MBAM is usually pretty good about differentiating malicious from shady advertising. That said, yep - any passwords you have stand a REALLY good chance of being compromised. I would change email password first as most things you submit a password change request to will send you mail asking you to click a link. In the relatively unlikely chance that someone is camping in your mail account while you change things, it's just a big extra headache.  I would also -seriously- consider turning on two factor authentication for your email, at least for a few months. I know it's kind of a hassle, but the odds that whoever got your password also cloned your cell phone are very very slim.

That really is an insane number of things tagged as malicious. I'm guessing that a lot of it was multiple hits for the same item - registry changes, file associations, etc. - but that's still definitely an ugly number. I wasn't going to suggest this as a first step but it's worth running a rootkit scan. In English, a rootkit is a way for folks to access your computer that tends to be harder to notice and bypasses any actively running security measure.

This is a link to the Kaspersky scanner, TDSSKiller. The catch is that Kaspersky is a Russian company and the NSA is NOT a fan of theirs, due to potential links to the government and no guarantee they aren't helping state hackers access your system while killing non-government programs. Normally, in a case like yours, I would get a new hard drive and start from scratch, but that's because I'm typically working on business owned computers, where a replacement hard drive and my time spent is absolutely worth it compared to the risk of a compromised machine.

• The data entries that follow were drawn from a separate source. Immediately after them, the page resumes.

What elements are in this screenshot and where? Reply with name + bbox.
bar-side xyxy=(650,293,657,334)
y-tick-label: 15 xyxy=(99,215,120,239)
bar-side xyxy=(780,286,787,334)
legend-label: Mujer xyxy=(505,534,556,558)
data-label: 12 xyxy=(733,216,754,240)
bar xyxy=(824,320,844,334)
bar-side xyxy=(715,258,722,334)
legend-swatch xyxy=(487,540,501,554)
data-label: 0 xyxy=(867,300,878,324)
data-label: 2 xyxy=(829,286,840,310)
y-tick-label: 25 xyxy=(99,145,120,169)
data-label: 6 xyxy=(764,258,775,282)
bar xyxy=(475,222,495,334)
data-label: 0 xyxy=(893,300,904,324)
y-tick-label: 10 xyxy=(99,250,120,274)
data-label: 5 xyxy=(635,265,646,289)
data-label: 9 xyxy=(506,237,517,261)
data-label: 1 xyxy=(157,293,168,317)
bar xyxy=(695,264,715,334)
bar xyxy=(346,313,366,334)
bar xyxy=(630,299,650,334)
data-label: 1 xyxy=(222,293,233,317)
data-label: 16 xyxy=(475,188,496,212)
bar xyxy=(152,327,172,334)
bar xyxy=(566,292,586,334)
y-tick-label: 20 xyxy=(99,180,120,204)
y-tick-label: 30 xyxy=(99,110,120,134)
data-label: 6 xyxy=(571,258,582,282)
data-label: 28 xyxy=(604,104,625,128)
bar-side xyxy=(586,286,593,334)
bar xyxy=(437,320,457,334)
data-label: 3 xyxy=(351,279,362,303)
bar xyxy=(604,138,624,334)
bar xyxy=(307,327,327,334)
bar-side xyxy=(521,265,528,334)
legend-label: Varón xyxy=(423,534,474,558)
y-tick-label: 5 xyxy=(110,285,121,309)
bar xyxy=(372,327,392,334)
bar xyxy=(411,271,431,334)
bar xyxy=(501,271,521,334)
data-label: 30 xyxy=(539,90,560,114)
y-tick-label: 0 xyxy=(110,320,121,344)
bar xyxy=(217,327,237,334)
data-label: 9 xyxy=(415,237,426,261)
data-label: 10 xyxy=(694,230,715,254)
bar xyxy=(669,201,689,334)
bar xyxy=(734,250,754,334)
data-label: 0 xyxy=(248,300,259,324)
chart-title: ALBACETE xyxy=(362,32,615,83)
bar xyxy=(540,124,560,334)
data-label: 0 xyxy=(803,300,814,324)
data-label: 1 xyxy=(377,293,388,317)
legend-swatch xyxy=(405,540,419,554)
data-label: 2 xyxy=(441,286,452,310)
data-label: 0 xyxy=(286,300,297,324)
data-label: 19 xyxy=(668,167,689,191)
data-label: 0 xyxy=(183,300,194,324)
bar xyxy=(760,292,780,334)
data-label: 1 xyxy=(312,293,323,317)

If anyone has a free alternative to Kaspersky that's effective, please feel free to post.

With all that said, https://www.bleepingcomputer.com/download/tdsskiller/ will get you a clean copy of the program rather than a shady link or advert site. For convenience, and because bleepingcomputer is reputable, just get the .exe version. Same drill - install it, run it, reboot when it asks you to, wait for it to finish and note any results it may have found. If it does find anything, it's worth running it again until it comes up clean. Once that's done, run MBAM again. Might be overkill, but leaving a drive in play with that many infected hits is enough to make me more paranoid.